Methods: Patients presenting at rural and urban eye units with suspected microbial keratitis were recruited to the study. Corneal ulceration was defined as loss of corneal epithelium with clinical evidence of infection with or without hypopyon. Microscopy and culture were performed on all corneal specimens obtained.
Results: 1090 patients were recruited with suspected microbial keratitis between June 1999 and May 2001. Overall the principal causative micro-organisms in both regions were filamentous fungi (42%): Fusarium species and Aspergillus species were the commonest fungal isolates.
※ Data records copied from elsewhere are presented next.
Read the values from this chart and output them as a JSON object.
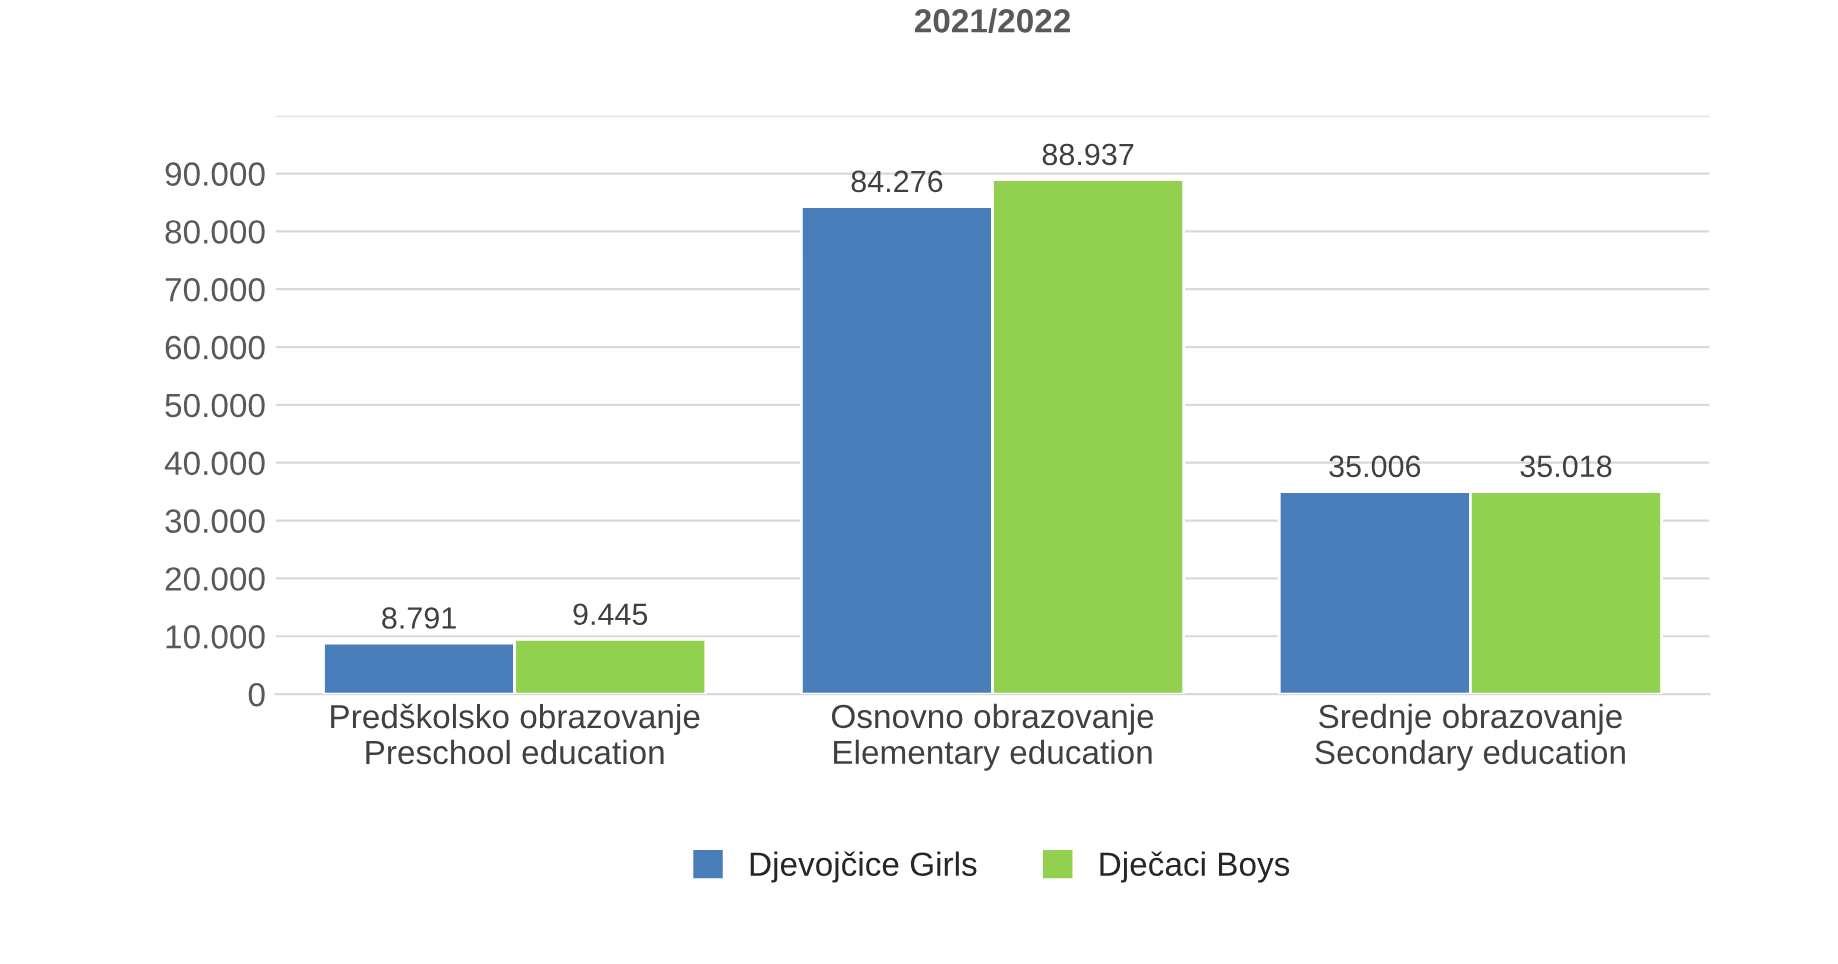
{
  "chart_data": {
    "type": "bar",
    "title": "2021/2022",
    "categories": [
      "Predškolsko obrazovanje\nPreschool education",
      "Osnovno obrazovanje\nElementary education",
      "Srednje obrazovanje\nSecondary education"
    ],
    "series": [
      {
        "name": "Djevojčice Girls",
        "color": "#4a7ebb",
        "values": [
          8791,
          84276,
          35006
        ],
        "value_labels": [
          "8.791",
          "84.276",
          "35.006"
        ]
      },
      {
        "name": "Dječaci Boys",
        "color": "#92d050",
        "values": [
          9445,
          88937,
          35018
        ],
        "value_labels": [
          "9.445",
          "88.937",
          "35.018"
        ]
      }
    ],
    "ylim": [
      0,
      100000
    ],
    "yticks": [
      {
        "value": 0,
        "label": "0"
      },
      {
        "value": 10000,
        "label": "10.000"
      },
      {
        "value": 20000,
        "label": "20.000"
      },
      {
        "value": 30000,
        "label": "30.000"
      },
      {
        "value": 40000,
        "label": "40.000"
      },
      {
        "value": 50000,
        "label": "50.000"
      },
      {
        "value": 60000,
        "label": "60.000"
      },
      {
        "value": 70000,
        "label": "70.000"
      },
      {
        "value": 80000,
        "label": "80.000"
      },
      {
        "value": 90000,
        "label": "90.000"
      },
      {
        "value": 100000,
        "label": null
      }
    ],
    "grid": "y",
    "legend": "bottom"
  }
}
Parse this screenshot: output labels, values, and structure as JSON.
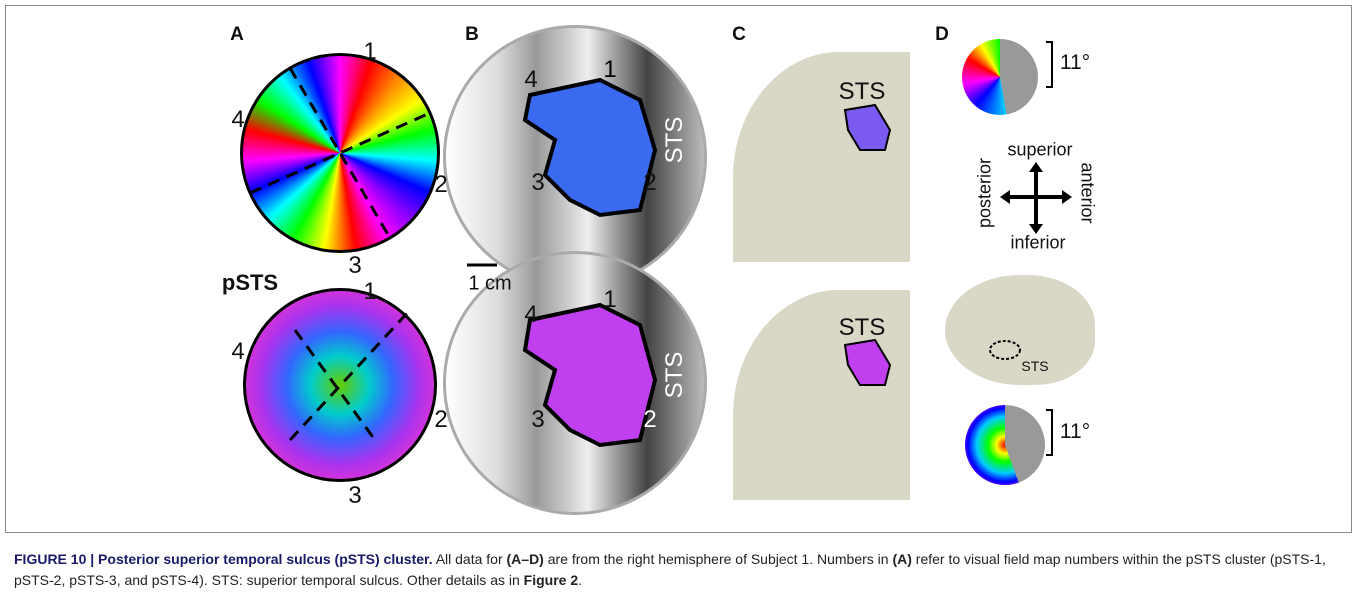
{
  "panels": {
    "A": {
      "label": "A",
      "top_labels": [
        "1",
        "2",
        "3",
        "4"
      ],
      "bottom_title": "pSTS",
      "bottom_labels": [
        "1",
        "2",
        "3",
        "4"
      ]
    },
    "B": {
      "label": "B",
      "top_labels": [
        "1",
        "2",
        "3",
        "4"
      ],
      "top_sulcus": "STS",
      "scale": "1 cm",
      "bottom_labels": [
        "1",
        "2",
        "3",
        "4"
      ],
      "bottom_sulcus": "STS"
    },
    "C": {
      "label": "C",
      "top_sulcus": "STS",
      "bottom_sulcus": "STS"
    },
    "D": {
      "label": "D",
      "top_scale": "11°",
      "directions": {
        "superior": "superior",
        "inferior": "inferior",
        "posterior": "posterior",
        "anterior": "anterior"
      },
      "brain_label": "STS",
      "bottom_scale": "11°"
    }
  },
  "caption": {
    "segments": [
      "FIGURE 10 | Posterior superior temporal sulcus (pSTS) cluster.",
      " All data for ",
      "(A–D)",
      " are from the right hemisphere of Subject 1. Numbers in ",
      "(A)",
      " refer to visual field map numbers within the pSTS cluster (pSTS-1, pSTS-2, pSTS-3, and pSTS-4). STS: superior temporal sulcus. Other details as in ",
      "Figure 2",
      "."
    ]
  }
}
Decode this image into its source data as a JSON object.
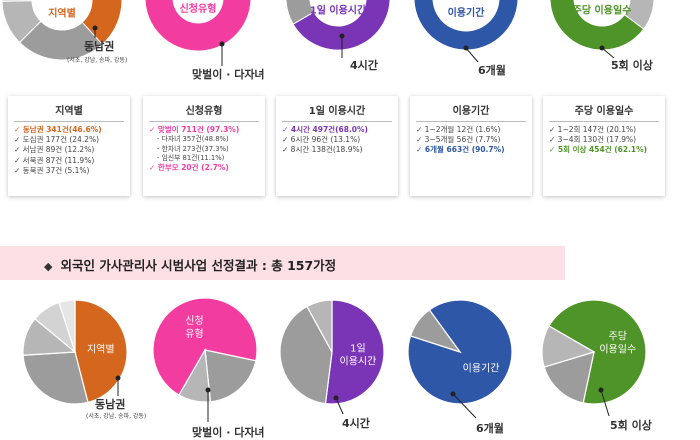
{
  "colors": {
    "orange": "#d4661e",
    "pink": "#f33ca0",
    "purple": "#7a34b6",
    "blue": "#2f57a8",
    "green": "#4f9428",
    "grey_dark": "#9c9c9c",
    "grey_mid": "#b6b6b6",
    "grey_light": "#d3d3d3",
    "grey_faint": "#e6e6e6"
  },
  "top_labels": {
    "region": "동남권",
    "region_sub": "(서초, 강남, 송파, 강동)",
    "type": "맞벌이 · 다자녀",
    "hours": "4시간",
    "period": "6개월",
    "days": "5회 이상"
  },
  "bottom_labels": {
    "region": "동남권",
    "region_sub": "(서초, 강남, 송파, 강동)",
    "type": "맞벌이 · 다자녀",
    "hours": "4시간",
    "period": "6개월",
    "days": "5회 이상"
  },
  "cards": [
    {
      "title": "지역별",
      "items": [
        {
          "text": "✓ 동남권 341건(46.6%)",
          "hl": true,
          "color": "#d4661e"
        },
        {
          "text": "✓ 도심권 177건 (24.2%)"
        },
        {
          "text": "✓ 서남권 89건 (12.2%)"
        },
        {
          "text": "✓ 서북권 87건 (11.9%)"
        },
        {
          "text": "✓ 동북권 37건 (5.1%)"
        }
      ]
    },
    {
      "title": "신청유형",
      "items": [
        {
          "text": "✓ 맞벌이 711건 (97.3%)",
          "hl": true,
          "color": "#f33ca0"
        },
        {
          "text": "- 다자녀 357건(48.8%)",
          "sub": true
        },
        {
          "text": "- 한자녀 273건(37.3%)",
          "sub": true
        },
        {
          "text": "- 임신부 81건(11.1%)",
          "sub": true
        },
        {
          "text": "✓ 한부모 20건 (2.7%)",
          "hl": true,
          "color": "#f33ca0"
        }
      ]
    },
    {
      "title": "1일 이용시간",
      "items": [
        {
          "text": "✓ 4시간 497건(68.0%)",
          "hl": true,
          "color": "#7a34b6"
        },
        {
          "text": "✓ 6시간 96건 (13.1%)"
        },
        {
          "text": "✓ 8시간 138건(18.9%)"
        }
      ]
    },
    {
      "title": "이용기간",
      "items": [
        {
          "text": "✓ 1~2개월 12건 (1.6%)"
        },
        {
          "text": "✓ 3~5개월 56건 (7.7%)"
        },
        {
          "text": "✓ 6개월 663건 (90.7%)",
          "hl": true,
          "color": "#2f57a8"
        }
      ]
    },
    {
      "title": "주당 이용일수",
      "items": [
        {
          "text": "✓ 1~2회 147건 (20.1%)"
        },
        {
          "text": "✓ 3~4회 130건 (17.9%)"
        },
        {
          "text": "✓ 5회 이상 454건 (62.1%)",
          "hl": true,
          "color": "#4f9428"
        }
      ]
    }
  ],
  "banner": {
    "bullet": "◆",
    "text": "외국인 가사관리사 시범사업 선정결과 : 총 157가정"
  },
  "chart_data": [
    {
      "type": "pie",
      "title": "지역별",
      "categories": [
        "동남권",
        "도심권",
        "서남권",
        "서북권",
        "동북권"
      ],
      "values": [
        46.6,
        24.2,
        12.2,
        11.9,
        5.1
      ],
      "unit": "%"
    },
    {
      "type": "pie",
      "title": "신청유형",
      "categories": [
        "맞벌이",
        "한부모"
      ],
      "values": [
        97.3,
        2.7
      ],
      "unit": "%"
    },
    {
      "type": "pie",
      "title": "1일 이용시간",
      "categories": [
        "4시간",
        "6시간",
        "8시간"
      ],
      "values": [
        68.0,
        13.1,
        18.9
      ],
      "unit": "%"
    },
    {
      "type": "pie",
      "title": "이용기간",
      "categories": [
        "1~2개월",
        "3~5개월",
        "6개월"
      ],
      "values": [
        1.6,
        7.7,
        90.7
      ],
      "unit": "%"
    },
    {
      "type": "pie",
      "title": "주당 이용일수",
      "categories": [
        "1~2회",
        "3~4회",
        "5회 이상"
      ],
      "values": [
        20.1,
        17.9,
        62.1
      ],
      "unit": "%"
    },
    {
      "type": "pie",
      "title": "지역별",
      "values": [
        46,
        28,
        12,
        9,
        5
      ],
      "unit": "%"
    },
    {
      "type": "pie",
      "title": "신청 유형",
      "values": [
        70,
        20,
        10
      ],
      "unit": "%"
    },
    {
      "type": "pie",
      "title": "1일 이용시간",
      "values": [
        52,
        40,
        8
      ],
      "unit": "%"
    },
    {
      "type": "pie",
      "title": "이용기간",
      "values": [
        90,
        10
      ],
      "unit": "%"
    },
    {
      "type": "pie",
      "title": "주당 이용일수",
      "values": [
        70,
        17,
        13
      ],
      "unit": "%"
    }
  ]
}
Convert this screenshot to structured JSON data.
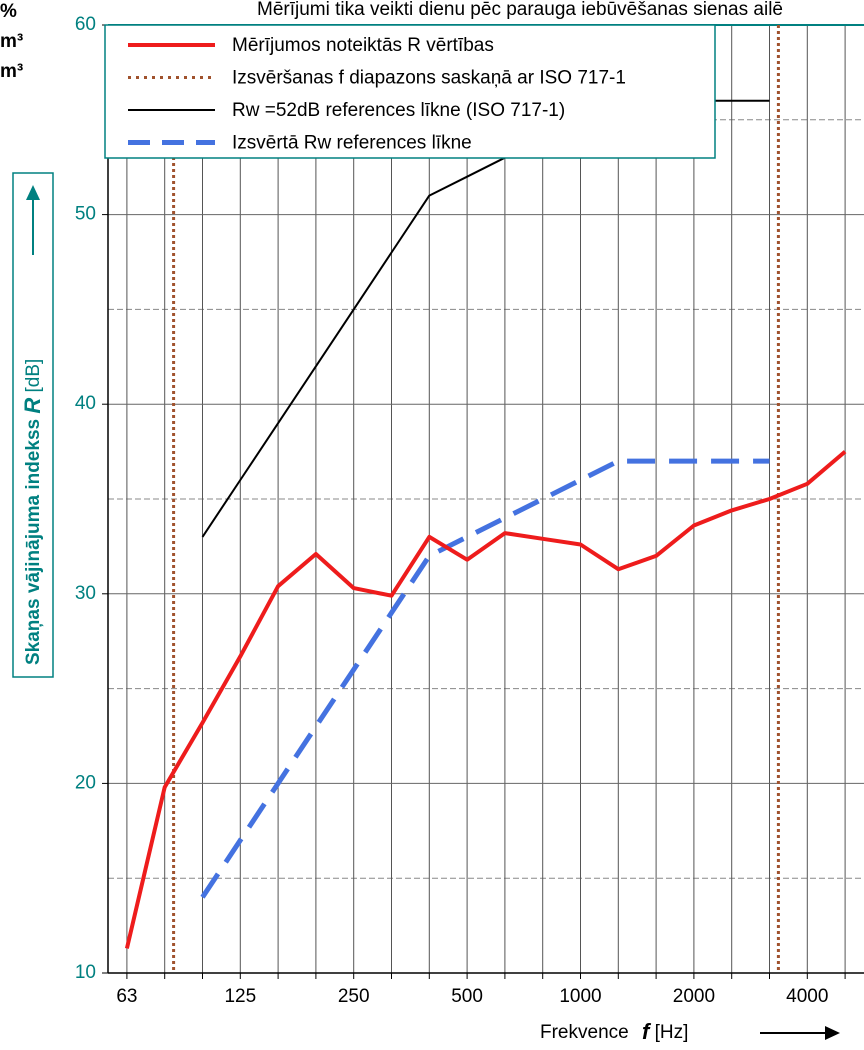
{
  "chart_data": {
    "type": "line",
    "title": "Mērījumi tika veikti dienu pēc parauga iebūvēšanas sienas ailē",
    "corner_notes": [
      "%",
      "m³",
      "m³"
    ],
    "ylabel": {
      "text": "Skaņas vājinājuma indekss",
      "symbol": "R",
      "unit": "[dB]"
    },
    "xlabel": {
      "text": "Frekvence",
      "symbol": "f",
      "unit": "[Hz]"
    },
    "categories": [
      "63",
      null,
      null,
      "125",
      null,
      null,
      "250",
      null,
      null,
      "500",
      null,
      null,
      "1000",
      null,
      null,
      "2000",
      null,
      null,
      "4000",
      null
    ],
    "ylim": [
      10,
      60
    ],
    "yticks": [
      10,
      20,
      30,
      40,
      50,
      60
    ],
    "yminorticks": [
      15,
      25,
      35,
      45,
      55
    ],
    "grid": true,
    "series": [
      {
        "name": "Mērījumos noteiktās R vērtības",
        "color": "#ee1c1c",
        "style": "solid",
        "width": 4,
        "values": [
          11.3,
          19.8,
          23.2,
          26.7,
          30.4,
          32.1,
          30.3,
          29.9,
          33.0,
          31.8,
          33.2,
          32.9,
          32.6,
          31.3,
          32.0,
          33.6,
          34.4,
          35.0,
          35.8,
          37.5
        ]
      },
      {
        "name": "Izsvēršanas f diapazons saskaņā ar ISO 717-1",
        "color": "#a0522d",
        "style": "dotted",
        "width": 3,
        "values": [
          null,
          null,
          null,
          null,
          null,
          null,
          null,
          null,
          null,
          null,
          null,
          null,
          null,
          null,
          null,
          null,
          null,
          null,
          null,
          null
        ]
      },
      {
        "name": "Rw =52dB references līkne (ISO 717-1)",
        "color": "#000000",
        "style": "solid",
        "width": 2,
        "values": [
          null,
          null,
          33,
          36,
          39,
          42,
          45,
          48,
          51,
          52,
          53,
          54,
          55,
          56,
          56,
          56,
          56,
          56,
          null,
          null
        ]
      },
      {
        "name": "Izsvērtā Rw  references līkne",
        "color": "#4472e0",
        "style": "dashed",
        "width": 5,
        "values": [
          null,
          null,
          14,
          17,
          20,
          23,
          26,
          29,
          32,
          33,
          34,
          35,
          36,
          37,
          37,
          37,
          37,
          37,
          null,
          null
        ]
      }
    ]
  }
}
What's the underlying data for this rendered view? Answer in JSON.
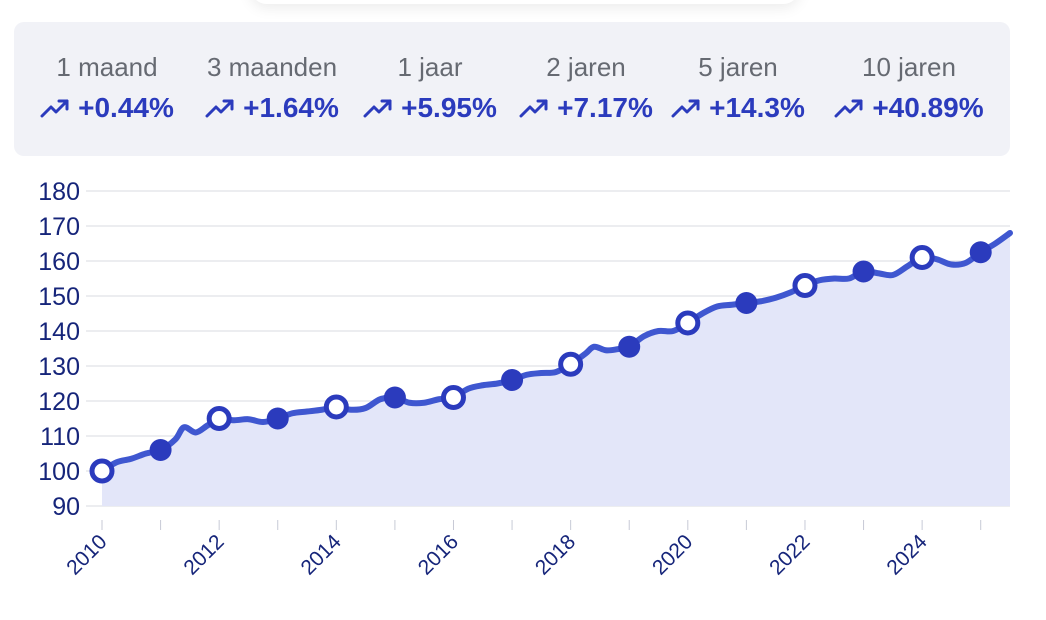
{
  "stats": [
    {
      "period": "1 maand",
      "change": "+0.44%"
    },
    {
      "period": "3 maanden",
      "change": "+1.64%"
    },
    {
      "period": "1 jaar",
      "change": "+5.95%"
    },
    {
      "period": "2 jaren",
      "change": "+7.17%"
    },
    {
      "period": "5 jaren",
      "change": "+14.3%"
    },
    {
      "period": "10 jaren",
      "change": "+40.89%"
    }
  ],
  "icons": {
    "trend": "trending-up-icon"
  },
  "colors": {
    "accent": "#2b3bbd",
    "line": "#3f57d0",
    "fill": "#e3e6f9",
    "axis_text": "#16257a",
    "grid": "#d9dbe2",
    "panel": "#f1f2f7"
  },
  "chart_data": {
    "type": "area",
    "title": "",
    "xlabel": "",
    "ylabel": "",
    "ylim": [
      90,
      180
    ],
    "yticks": [
      180,
      170,
      160,
      150,
      140,
      130,
      120,
      110,
      100,
      90
    ],
    "xlim": [
      2010,
      2025.5
    ],
    "xticks": [
      2010,
      2011,
      2012,
      2013,
      2014,
      2015,
      2016,
      2017,
      2018,
      2019,
      2020,
      2021,
      2022,
      2023,
      2024,
      2025
    ],
    "xtick_labels": [
      "2010",
      "2012",
      "2014",
      "2016",
      "2018",
      "2020",
      "2022",
      "2024"
    ],
    "grid": true,
    "legend": "none",
    "series": [
      {
        "x": [
          2010,
          2010.25,
          2010.5,
          2010.75,
          2011,
          2011.25,
          2011.4,
          2011.6,
          2011.8,
          2012,
          2012.25,
          2012.5,
          2012.75,
          2013,
          2013.25,
          2013.5,
          2013.75,
          2014,
          2014.25,
          2014.5,
          2014.75,
          2015,
          2015.25,
          2015.5,
          2015.75,
          2016,
          2016.25,
          2016.5,
          2016.75,
          2017,
          2017.25,
          2017.5,
          2017.75,
          2018,
          2018.25,
          2018.4,
          2018.6,
          2018.8,
          2019,
          2019.25,
          2019.5,
          2019.75,
          2020,
          2020.25,
          2020.5,
          2020.75,
          2021,
          2021.25,
          2021.5,
          2021.75,
          2022,
          2022.25,
          2022.5,
          2022.75,
          2023,
          2023.25,
          2023.5,
          2023.75,
          2024,
          2024.25,
          2024.5,
          2024.75,
          2025,
          2025.25,
          2025.5
        ],
        "values": [
          100,
          102.5,
          103.5,
          105,
          106,
          109,
          112.5,
          111,
          113,
          115,
          114.5,
          114.8,
          114,
          115,
          116.5,
          117,
          117.5,
          118.3,
          117.5,
          118,
          120.5,
          121,
          119.5,
          119.5,
          120.5,
          121,
          123.5,
          124.5,
          125,
          126,
          127.5,
          128,
          128.3,
          130.5,
          133.5,
          135.5,
          134.5,
          134.8,
          135.5,
          138.5,
          140,
          140,
          142.3,
          145,
          147,
          147.5,
          148,
          148.5,
          149.5,
          151,
          153,
          154.5,
          155,
          155,
          157,
          156.5,
          156,
          158.5,
          161,
          160.5,
          159,
          159.5,
          162.5,
          165,
          168
        ]
      }
    ],
    "markers": [
      {
        "x": 2010,
        "y": 100,
        "style": "hollow"
      },
      {
        "x": 2011,
        "y": 106,
        "style": "filled"
      },
      {
        "x": 2012,
        "y": 115,
        "style": "hollow"
      },
      {
        "x": 2013,
        "y": 115,
        "style": "filled"
      },
      {
        "x": 2014,
        "y": 118.3,
        "style": "hollow"
      },
      {
        "x": 2015,
        "y": 121,
        "style": "filled"
      },
      {
        "x": 2016,
        "y": 121,
        "style": "hollow"
      },
      {
        "x": 2017,
        "y": 126,
        "style": "filled"
      },
      {
        "x": 2018,
        "y": 130.5,
        "style": "hollow"
      },
      {
        "x": 2019,
        "y": 135.5,
        "style": "filled"
      },
      {
        "x": 2020,
        "y": 142.3,
        "style": "hollow"
      },
      {
        "x": 2021,
        "y": 148,
        "style": "filled"
      },
      {
        "x": 2022,
        "y": 153,
        "style": "hollow"
      },
      {
        "x": 2023,
        "y": 157,
        "style": "filled"
      },
      {
        "x": 2024,
        "y": 161,
        "style": "hollow"
      },
      {
        "x": 2025,
        "y": 162.5,
        "style": "filled"
      }
    ]
  }
}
Pseudomonas species were most frequently isolated from cases of bacterial keratitis in Ghana but in India the commonest bacterial isolates were streptococci.
Conclusion: Infections of the cornea due to filamentous fungi are a frequent cause of corneal damage in developing countries in the tropics and are difficult to treat. Microscopy is an essential tool in the diagnosis of these infections. A knowledge of the ‘local’ aetiology within a region is of value in the management of suppurative keratitis in the event that microscopy cannot be performed.